Wounds have been documented on the face of specimens of Borhyaena tuberata and Sipalocyon gracilis, potentially suggesting aggressive habits similar to the modern Tasmanian devil (Sarcophilus harrisii).

===Senses===
Sparassodonts appear to have had very little binocular vision, with borhyaenids having the greatest degree of depth perception (but still lower than modern carnivorans) and the eyes of Thylacosmilus facing almost completely to the sides. However, later studies have found that Thylacosmilus likely held its head in a downward-facing position, which would have allowed for more binocular vision than previously thought.

===Pathology===
Several specimens of hathliacynids (Sipalocyon and Cladosictis) show a pathological disorder characterized by the presence of growths on the surface of the mandible, which in the most extreme cases can result in the loss of several teeth due to bony pathological growths. The exact cause of this condition (i.e., infection, virus, parasite) and why it seems to only occur in small sparassodonts is unknown, though this condition has also been documented in microbiotherians.

===Extinction===
After the middle Miocene, sparassodonts began to slowly decline in diversity. Basal borhyaenoids are last known from the early late Miocene (Pseudolycopsis cabrerai and Lycopsis viverensis), and after this time were at least partially replaced by large-bodied basal sparassodonts such as Stylocynus. Some have proposed that this shift in dominance was because of the more omnivorous habits of basal sparassodonts, which may have been more adapted to the more seasonal South American climates of the late Neogene. Borhyaenids are last known from the latest Miocene, though only fragmentary remains of this group are known from this period. Later remains assigned to this group have since been reidentified as thylacosmilids or procyonids. By the Pliocene, only two families of sparassodonts remained in South America, the Hathliacynidae and the Thylacosmilidae. Pliocene hathliacynid remains are rare, and it is possible that these animals may have competed with the large carnivorous didelphids such as Lutreolina that appeared around this time. Hathliacynids are last definitively known from the early Pliocene, though their remains are rare.

The thylacosmilids, on the other hand, were more successful and abundant, being some of the only large mammalian carnivores in South America during the Pliocene, before dying out at the beginning of the Pleistocene epich (the youngest specimens of thylacosmilids date to around ). It is still not certain why Sparassodonta declined in diversity and became extinct during the late Cenozoic as it has traditionally been assumed that competition from eutherian carnivorans was not a factor, as the placental analogues of sparassodonts (dogs, weasels, and saber-toothed cats) did not enter South America until the early Pleistocene, several million years after their sparassodont counterparts were assumed to have gone extinct. This may be challenged by the discovery of Pampaluctor, a large thylacosmilid from the Vorohué Formation of Argentina, which represents the youngest named sparassodont. As this formation is dated to the Plio-Pleistocene border, Pampaluctor may have coexisted with procyonids like Chapalmalania, as well as canids and mustelids.
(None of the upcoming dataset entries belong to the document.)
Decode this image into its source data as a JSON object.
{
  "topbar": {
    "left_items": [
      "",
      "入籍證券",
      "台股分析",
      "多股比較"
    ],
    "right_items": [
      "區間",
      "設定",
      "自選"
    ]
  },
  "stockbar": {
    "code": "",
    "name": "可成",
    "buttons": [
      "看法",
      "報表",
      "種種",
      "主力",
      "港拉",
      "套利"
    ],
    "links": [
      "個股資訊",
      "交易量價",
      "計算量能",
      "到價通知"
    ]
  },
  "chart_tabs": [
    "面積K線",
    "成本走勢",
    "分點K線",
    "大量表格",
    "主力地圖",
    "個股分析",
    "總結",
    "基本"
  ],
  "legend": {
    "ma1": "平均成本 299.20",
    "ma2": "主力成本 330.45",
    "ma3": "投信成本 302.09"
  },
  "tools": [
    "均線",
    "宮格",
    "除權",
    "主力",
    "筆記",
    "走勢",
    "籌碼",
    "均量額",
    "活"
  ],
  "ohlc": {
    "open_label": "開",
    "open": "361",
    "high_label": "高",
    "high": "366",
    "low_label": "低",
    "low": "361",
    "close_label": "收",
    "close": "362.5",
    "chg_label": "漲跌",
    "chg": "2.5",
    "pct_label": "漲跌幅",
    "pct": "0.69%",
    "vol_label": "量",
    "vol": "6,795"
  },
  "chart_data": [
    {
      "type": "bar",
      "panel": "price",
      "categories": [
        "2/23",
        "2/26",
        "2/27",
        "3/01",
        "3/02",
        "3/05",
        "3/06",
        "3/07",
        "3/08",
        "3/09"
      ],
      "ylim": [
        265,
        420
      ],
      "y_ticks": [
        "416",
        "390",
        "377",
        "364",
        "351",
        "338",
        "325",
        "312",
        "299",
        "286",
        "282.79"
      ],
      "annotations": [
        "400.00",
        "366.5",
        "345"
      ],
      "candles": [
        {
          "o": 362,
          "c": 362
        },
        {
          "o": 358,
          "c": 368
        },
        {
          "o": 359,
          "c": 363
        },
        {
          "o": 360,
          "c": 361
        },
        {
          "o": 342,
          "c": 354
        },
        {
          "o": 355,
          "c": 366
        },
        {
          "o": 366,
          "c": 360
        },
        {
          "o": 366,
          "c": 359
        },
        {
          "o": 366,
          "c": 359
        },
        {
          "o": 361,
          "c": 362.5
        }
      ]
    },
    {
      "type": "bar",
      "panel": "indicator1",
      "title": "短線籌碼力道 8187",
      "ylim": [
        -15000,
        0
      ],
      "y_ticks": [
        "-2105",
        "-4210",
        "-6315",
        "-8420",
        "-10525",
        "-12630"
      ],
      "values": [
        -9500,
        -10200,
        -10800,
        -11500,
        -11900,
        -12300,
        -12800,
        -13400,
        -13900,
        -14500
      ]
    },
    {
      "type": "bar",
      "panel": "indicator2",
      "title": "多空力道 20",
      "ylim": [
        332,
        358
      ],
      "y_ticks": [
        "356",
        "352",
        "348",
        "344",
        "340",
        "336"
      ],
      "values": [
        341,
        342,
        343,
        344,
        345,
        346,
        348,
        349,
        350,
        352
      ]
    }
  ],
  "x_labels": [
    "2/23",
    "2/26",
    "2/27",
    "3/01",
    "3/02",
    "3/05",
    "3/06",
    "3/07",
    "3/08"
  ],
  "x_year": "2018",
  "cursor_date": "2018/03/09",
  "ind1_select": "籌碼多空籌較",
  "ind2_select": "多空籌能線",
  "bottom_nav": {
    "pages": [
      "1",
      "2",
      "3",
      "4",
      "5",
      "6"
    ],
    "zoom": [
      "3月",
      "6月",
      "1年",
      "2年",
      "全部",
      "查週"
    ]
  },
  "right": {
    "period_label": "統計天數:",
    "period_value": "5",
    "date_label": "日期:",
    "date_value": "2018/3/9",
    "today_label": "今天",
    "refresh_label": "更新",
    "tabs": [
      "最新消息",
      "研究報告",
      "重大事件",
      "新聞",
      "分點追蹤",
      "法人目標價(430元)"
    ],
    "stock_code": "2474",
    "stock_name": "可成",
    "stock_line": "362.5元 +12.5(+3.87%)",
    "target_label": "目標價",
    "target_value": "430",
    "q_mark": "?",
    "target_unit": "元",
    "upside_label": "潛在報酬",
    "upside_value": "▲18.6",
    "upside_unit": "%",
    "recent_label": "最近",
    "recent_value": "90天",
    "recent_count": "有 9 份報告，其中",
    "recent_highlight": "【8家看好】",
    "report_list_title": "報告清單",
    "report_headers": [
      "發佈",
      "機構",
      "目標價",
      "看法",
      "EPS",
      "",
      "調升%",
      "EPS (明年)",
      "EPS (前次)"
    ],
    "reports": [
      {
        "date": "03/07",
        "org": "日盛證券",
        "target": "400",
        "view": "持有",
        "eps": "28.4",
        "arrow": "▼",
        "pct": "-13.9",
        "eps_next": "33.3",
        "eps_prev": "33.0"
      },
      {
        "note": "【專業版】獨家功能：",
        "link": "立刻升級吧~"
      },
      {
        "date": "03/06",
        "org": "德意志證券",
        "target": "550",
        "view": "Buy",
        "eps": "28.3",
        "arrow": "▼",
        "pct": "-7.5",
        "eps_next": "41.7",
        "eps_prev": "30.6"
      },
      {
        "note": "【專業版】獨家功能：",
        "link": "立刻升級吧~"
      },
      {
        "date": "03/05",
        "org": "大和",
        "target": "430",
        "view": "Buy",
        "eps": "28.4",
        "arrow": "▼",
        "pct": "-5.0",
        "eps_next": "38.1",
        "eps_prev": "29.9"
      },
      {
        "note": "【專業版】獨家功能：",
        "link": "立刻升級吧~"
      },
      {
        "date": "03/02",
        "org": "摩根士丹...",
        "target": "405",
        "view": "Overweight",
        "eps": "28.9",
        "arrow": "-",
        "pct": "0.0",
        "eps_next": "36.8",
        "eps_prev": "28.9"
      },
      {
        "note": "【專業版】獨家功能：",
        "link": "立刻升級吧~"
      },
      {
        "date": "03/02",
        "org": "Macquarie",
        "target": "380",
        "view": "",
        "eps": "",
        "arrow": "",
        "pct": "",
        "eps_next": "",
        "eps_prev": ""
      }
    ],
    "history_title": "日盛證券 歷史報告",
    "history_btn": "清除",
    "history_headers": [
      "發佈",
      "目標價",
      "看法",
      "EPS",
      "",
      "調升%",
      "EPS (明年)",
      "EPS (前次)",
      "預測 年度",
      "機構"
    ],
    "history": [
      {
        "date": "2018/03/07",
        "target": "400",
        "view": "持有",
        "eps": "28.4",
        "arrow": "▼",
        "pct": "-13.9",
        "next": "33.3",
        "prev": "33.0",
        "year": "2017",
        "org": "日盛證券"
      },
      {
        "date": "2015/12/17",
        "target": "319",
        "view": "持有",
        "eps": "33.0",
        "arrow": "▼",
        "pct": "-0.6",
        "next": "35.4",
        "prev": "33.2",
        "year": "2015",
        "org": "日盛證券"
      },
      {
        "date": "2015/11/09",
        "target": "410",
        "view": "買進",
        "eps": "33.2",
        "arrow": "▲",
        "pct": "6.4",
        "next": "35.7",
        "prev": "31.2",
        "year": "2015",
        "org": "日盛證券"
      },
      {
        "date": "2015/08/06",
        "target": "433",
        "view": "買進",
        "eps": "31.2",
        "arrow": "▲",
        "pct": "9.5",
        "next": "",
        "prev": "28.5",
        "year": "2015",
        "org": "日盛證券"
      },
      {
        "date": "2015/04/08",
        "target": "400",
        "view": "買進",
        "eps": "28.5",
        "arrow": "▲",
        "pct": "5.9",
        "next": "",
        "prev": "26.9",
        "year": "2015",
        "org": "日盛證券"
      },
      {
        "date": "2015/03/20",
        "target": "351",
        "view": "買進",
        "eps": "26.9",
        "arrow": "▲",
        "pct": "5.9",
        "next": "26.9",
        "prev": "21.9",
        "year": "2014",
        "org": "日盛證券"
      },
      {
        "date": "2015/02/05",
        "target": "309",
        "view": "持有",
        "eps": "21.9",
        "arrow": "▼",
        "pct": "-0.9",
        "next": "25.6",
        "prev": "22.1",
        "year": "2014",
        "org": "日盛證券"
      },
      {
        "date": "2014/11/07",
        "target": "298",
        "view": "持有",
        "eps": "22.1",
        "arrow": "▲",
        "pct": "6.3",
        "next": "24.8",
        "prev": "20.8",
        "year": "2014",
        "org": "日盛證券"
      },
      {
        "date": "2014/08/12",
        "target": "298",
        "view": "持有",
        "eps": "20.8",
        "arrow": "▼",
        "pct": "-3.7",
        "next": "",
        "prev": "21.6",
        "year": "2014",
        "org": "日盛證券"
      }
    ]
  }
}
Otherwise, sparassodonts did coexist with Cyonasua-group procyonids during the late Miocene and Pliocene, but Cyonasua-group procyonids appear to have been primarily omnivorous and filled ecological niches that sparassodonts never occupied, which may be one reason that these animals were able to colonize South America despite the diverse predator guild in the late Miocene. The overall decline in sparassodont diversity from the Late Miocene to the end of the Pliocene may be linked to the climatic cooling that characterised the Late Neogene and the onset of the Quaternary glaciation. Additionally, the increased aridity of South America caused by the uplift of the Andes was likely responsible as well.